Amerika Serikat (AS) dilaporkan meminta bantuan China untuk menggunakan pengaruhnya terhadap Rusia dan Korea Utara (Korut) guna mencegah eskalasi lanjutan. Hal ini terjadi saat hubungan antara Washington dengan Moskow dan Pyongyang terus memanas pascaperang Ukraina dan ketegangan Semenanjung Korea.
Mengutip Associated Press, Jumat (1/11/2024), dalam pertemuan langka awal minggu ini, tiga diplomat tinggi AS bertemu dengan Duta Besar China untuk Washington untuk meminta Beijing membatasi kerja sama dengan Korut untuk menekan negara tertutup itu.
Menteri Luar Negeri AS Antony Blinken mengatakan pada hari Kamis bahwa kedua belah pihak telah melakukan percakapan yang kuat minggu ini. Ia menyebut China mengetahui harapan AS bahwa ‘mereka akan menggunakan pengaruh yang mereka miliki untuk bekerja guna mengekang kegiatan ini’.
“Tetapi saya pikir ini adalah sinyal permintaan yang datang bukan hanya dari kami, tetapi dari negara-negara di seluruh dunia,” katanya pada konferensi pers di Washington bersama Menteri Pertahanan Lloyd Austin dan rekan-rekan mereka dari Korea Selatan (Korsel).
Ketika ditanya tentang pertemuan antara diplomat AS dan China ini, Juru Bicara Kementerian Luar Negeri China, Lin Jian, mengatakan dalam sebuah pengarahan di Beijing bahwa ia tidak memiliki informasi untuk diberikan’.
“Sikap China terhadap Ukraina dan Semenanjung Korea telah konsisten. China telah menyerukan gencatan senjata dan mendesak perundingan damai untuk mengakhiri perang di Ukraina dan telah lama menganjurkan Semenanjung Korea yang damai dan stabil,” tuturnya.
Laporan ini sendiri muncul saat hubungan militer antara Korut dan Rusia terus menguat. Pyongyang bahkan dilaporkan telah mengirim pasukan ke Ukraina untuk membantu Negeri Beruang Putih itu dalam perangnya dengan Kyiv.
Di sisi lain, hubungan antara Korut dan Korsel masih terus memanas. Terbaru, Pyongyang kembali melakukan uji rudal balistik, yang ditanggapi Seoul sebagai sinyal ancaman peperangan.

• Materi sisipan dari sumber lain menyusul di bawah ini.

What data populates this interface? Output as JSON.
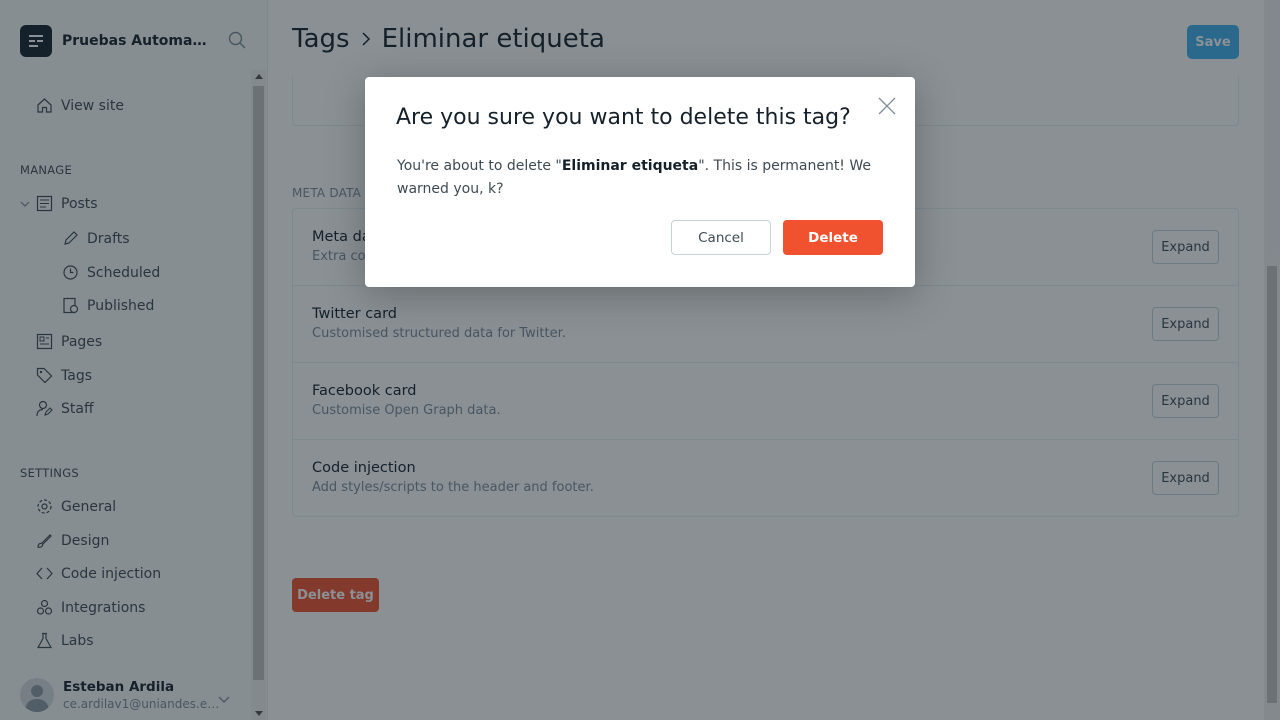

China sendiri telah menjalin kemitraan ‘tanpa batas’ dengan Moskow dan menjadi sekutu dekat Korut. Meski begitu, para ahli mengatakan Beijing mungkin tidak menyetujui kemitraan militer yang lebih erat antara Rusia dan Korut karena menganggapnya sebagai hal yang tidak stabil di kawasan tersebut.
“Kemitraan Rusia-Korut bertentangan dengan tujuan Beijing untuk Semenanjung Korea yang damai,” kata Shi Yinhong, seorang pakar hubungan internasional di Universitas Renmin China.
“Beijing menyadari kompleksitas dan bahaya situasi ini. Fakta bahwa China belum mengatakan apapun tentang perjanjian aliansi militer antara Korut dan Rusia menunjukkan bahwa China sangat tidak setuju dengannya.”
Peneliti senior untuk Initiative for US-China Dialogue tentang isu-isu global di Universitas Georgetown, Dennis Wilder, menyebut Beijing harus menemukan keseimbangan antara mendukung Moskow dan tidak membuat marah Barat.
“Xi Jinping (Presiden China) tidak dapat melihat Putin (Presiden Rusia) gagal. Pada saat yang sama, Xi tidak dapat membuat marah orang Eropa dan Amerika ketika ekonomi negaranya sedang berjuang,” tuturnya.